Data yang didapatkan adalah data perubahan medan magnetik di sepanjang permukaan bumi yang paling panjang dan lengkap.

(ISS Expedition 23 crew)

Beberapa tahun yang lalu, di tahun 2012, matahari melepaskan semburan plasma matahari yang sangat kuat dari sebuah lontaran massa korona yang sangat besar dan kuat. Tetapi kita masih beruntung, pada saat itu bumi tidak berada di dekat semburan tersebut. Tetapi dari data terlihat bahwa akan terjadi badai matahari super jika semburan plasma tersebut mengenai bumi.

(NASA/GSFC/SDO)

Banyak hal-hal yang menarik untuk dipelajari di matahari dan juga cuaca angkasa diatas kita.
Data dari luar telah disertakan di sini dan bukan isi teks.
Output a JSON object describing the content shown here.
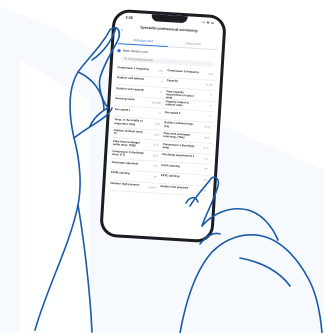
{
  "colors": {
    "accent": "#2a6fe0",
    "hand_outline": "#1a5ba8",
    "bg_shape": "#eef4fb"
  },
  "status": {
    "time": "3:36",
    "icons": "▪▪ ≋ ▭"
  },
  "header": {
    "back_icon": "chevron-left-icon",
    "title": "Specialist professional monitoring"
  },
  "tabs": [
    {
      "label": "Indicator card"
    },
    {
      "label": "Indoor unit"
    }
  ],
  "section": {
    "title": "Basic Outdoor unit",
    "chevron": "⌄"
  },
  "unit_id": "ID: 1710123456001-0001",
  "parameters": [
    [
      {
        "label": "Compressor 1 frequency",
        "value": "0 Hz"
      },
      {
        "label": "Compressor 2 frequency",
        "value": "0 Hz"
      }
    ],
    [
      {
        "label": "Outdoor unit address",
        "value": "0"
      },
      {
        "label": "Capacity",
        "value": "14 kW"
      }
    ],
    [
      {
        "label": "Outdoor unit capacity",
        "value": "0"
      },
      {
        "label": "Total capacity requirement of indoor units",
        "value": "0"
      }
    ],
    [
      {
        "label": "Running mode",
        "value": "Standby"
      },
      {
        "label": "Capacity output to outdoor units",
        "value": "0"
      }
    ],
    [
      {
        "label": "Fan speed 1",
        "value": "0"
      },
      {
        "label": "Fan speed 2",
        "value": "0"
      }
    ],
    [
      {
        "label": "Temp. in the middle of evaporator (Tp4)",
        "value": "15°C"
      },
      {
        "label": "Outdoor ambient temp. (T4)",
        "value": "15°C"
      }
    ],
    [
      {
        "label": "Outdoor ambient temp. T3",
        "value": "16°C"
      },
      {
        "label": "Plate heat exchanger inlet temp. (T6A)",
        "value": "16°C"
      }
    ],
    [
      {
        "label": "Plate heat exchanger outlet temp. (T6B)",
        "value": "16°C"
      },
      {
        "label": "Compressor 1 discharge temp.",
        "value": "20°C"
      }
    ],
    [
      {
        "label": "Compressor 2 discharge temp. (T7)",
        "value": "18°C"
      },
      {
        "label": "Discharge superheat of 1",
        "value": "0°C"
      }
    ],
    [
      {
        "label": "Discharge superheat",
        "value": "0°C"
      },
      {
        "label": "EXVA opening",
        "value": "0P"
      }
    ],
    [
      {
        "label": "EXVB opening",
        "value": "0P"
      },
      {
        "label": "EXVC opening",
        "value": "0P"
      }
    ],
    [
      {
        "label": "Outdoor high pressure",
        "value": "1.2MPa"
      },
      {
        "label": "Outdoor low pressure",
        "value": "1.1MPa"
      }
    ]
  ]
}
Karena berbagai aktivitas ekonomi dan juga gaya hidup modern yang bergantung pada satelit, sistem komunikasi dan juga tenaga listrik. Pemerintah dan juga badan-badan angkasa dituntut untuk bisa memprioritaskan penelitian badai matahari dan juga prediksi kapan terjadinya badai matahari ini.

Ada beberapa wahana angkasa yang telah dikirimkan untuk mempelajari matahari saat ini, termasuk juga SOHO (Solar Heliospheric Observatory), SDO (Solar Dynamics Observatory), dan the Parker Solar Probe. Semua wahana angkasa ini mengemban misi penting untuk mempelajari matahari lebih jauh, agar nantinya kita bisa memprediksi kapan badai-badai matahari yang sangat berbahaya ini akan terjadi.